Games are harmless fun. But some countries really, really hate harmless fun. So much that they’re prepared to go nuclear on them. In this listicle, we bring you the top 8 games banned around the world for the weirdest of reasons, and the countries’ rationale behind banning them.
1. Minecraft (Turkey)
We know what you’re thinking, how the hell did a game like Minecraft, so perfectly innocent and kid-friendly. Aaaaand yet the Great Turkish Nation, under the ever-wise leadership of Recep Tayyip Erdogan, banned it anywho. Apparently, the game teaches kids that killing animals and chopping down tress are alright. Okaaaaay.
2. Mass Effect (Singapore)
Mass Effect is a wondrous sci-fi RPG where you gallivant through the Milky Way and fight Technicoloured enemies. But the most pivotal decision of the game is when you choose… who to sleep with. Whether male or female. Well, Singapore didn’t really like the idea of same-sex relationships, sooo… you can guess what happened.
3. Football Manager 2005 (Mainland China)
Football Manager 2005 got a Great Wall of China dropped on it when it listed Tibet and Taiwan as playable teams independent of the People’s Republic. Naturally, being the single largest market for products in the world, the developers acquiesced and made a version without them to appease the Chinese authorities. Sell-out.

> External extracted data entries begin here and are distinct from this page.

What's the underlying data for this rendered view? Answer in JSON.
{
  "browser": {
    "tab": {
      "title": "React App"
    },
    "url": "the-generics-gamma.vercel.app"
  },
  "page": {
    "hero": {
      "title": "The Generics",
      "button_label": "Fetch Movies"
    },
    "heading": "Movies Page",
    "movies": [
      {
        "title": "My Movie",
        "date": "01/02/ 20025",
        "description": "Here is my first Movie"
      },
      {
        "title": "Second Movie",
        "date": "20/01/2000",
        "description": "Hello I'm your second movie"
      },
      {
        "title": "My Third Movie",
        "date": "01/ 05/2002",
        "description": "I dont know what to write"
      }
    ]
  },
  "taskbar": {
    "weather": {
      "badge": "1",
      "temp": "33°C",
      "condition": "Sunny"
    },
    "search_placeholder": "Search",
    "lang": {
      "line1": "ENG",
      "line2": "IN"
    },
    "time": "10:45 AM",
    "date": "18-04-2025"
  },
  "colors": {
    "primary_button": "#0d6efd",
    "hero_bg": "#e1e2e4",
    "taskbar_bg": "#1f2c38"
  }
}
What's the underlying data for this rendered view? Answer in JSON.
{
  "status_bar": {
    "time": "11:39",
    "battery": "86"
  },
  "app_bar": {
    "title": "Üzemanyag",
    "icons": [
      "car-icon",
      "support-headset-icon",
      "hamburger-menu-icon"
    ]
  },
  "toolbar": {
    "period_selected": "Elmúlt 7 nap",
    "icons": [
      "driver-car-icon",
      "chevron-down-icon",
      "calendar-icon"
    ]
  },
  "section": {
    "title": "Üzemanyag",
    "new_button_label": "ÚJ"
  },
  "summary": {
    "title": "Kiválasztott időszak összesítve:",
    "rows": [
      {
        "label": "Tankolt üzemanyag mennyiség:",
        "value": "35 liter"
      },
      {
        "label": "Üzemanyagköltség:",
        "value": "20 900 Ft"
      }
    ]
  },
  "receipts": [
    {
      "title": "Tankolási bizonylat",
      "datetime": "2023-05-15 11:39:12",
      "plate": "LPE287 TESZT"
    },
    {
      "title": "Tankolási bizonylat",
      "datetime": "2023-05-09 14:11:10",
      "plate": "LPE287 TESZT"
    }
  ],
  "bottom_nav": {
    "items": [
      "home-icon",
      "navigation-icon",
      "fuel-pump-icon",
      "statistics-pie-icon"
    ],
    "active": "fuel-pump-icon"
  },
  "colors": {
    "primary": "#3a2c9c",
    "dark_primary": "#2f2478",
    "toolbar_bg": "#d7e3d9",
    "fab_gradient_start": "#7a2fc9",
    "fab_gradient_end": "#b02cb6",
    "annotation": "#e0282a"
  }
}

4. Injustice: Gods Among Us (UAE)
Forget about its incredibly violent content, the UAE’s National Media Council only cares about the subtitle! Apparently, in order to prevent blasphemous… er.. jawn… everything with ‘God’ in it (excluding the Holy Quran, of course) must be mercilessly banned.
5. God of War (UAE)
6. ESPN Sports MMA (Denmark)
This fighting simulator is banned in Denmark, but not because of its violence. No, the Danes are most anal about the PRODUCT PLACEMENT. Apparently, Danish law strictly forbids marketing of energy drinks, and just one single instance of such an advert in the game got the ban hammer slammed down on it.
7. Counter-Strike (Brazil)
Counter-Strike is a game you’d normally expect to be banned over its violence or even annoying 13-year-olds constantly making insufferable bon mots about someone or other’s mother. But Brazil was pissed at Counter-Strike for another reason: its portrayal of favelas. Rio’s (in)famous slums being in the game caused quite the kerfluffle amongst Brazilian political honchos, and got the game taken off of shelves. However, in 2008, the game was once again imprimatured and allowed to be sold freely.
8. Any video game where you can shoot people (Venezuela)
His Excellency El Presidente Chavez issued a statement saying violent video games (which apparently includes Super Mario as it lets you throw fireballs at people) were ruining the morals of and had irreversibly poisoned the Venezuelan people. Of course, no one gave a damn, and black market sales of pirated games continued as usual.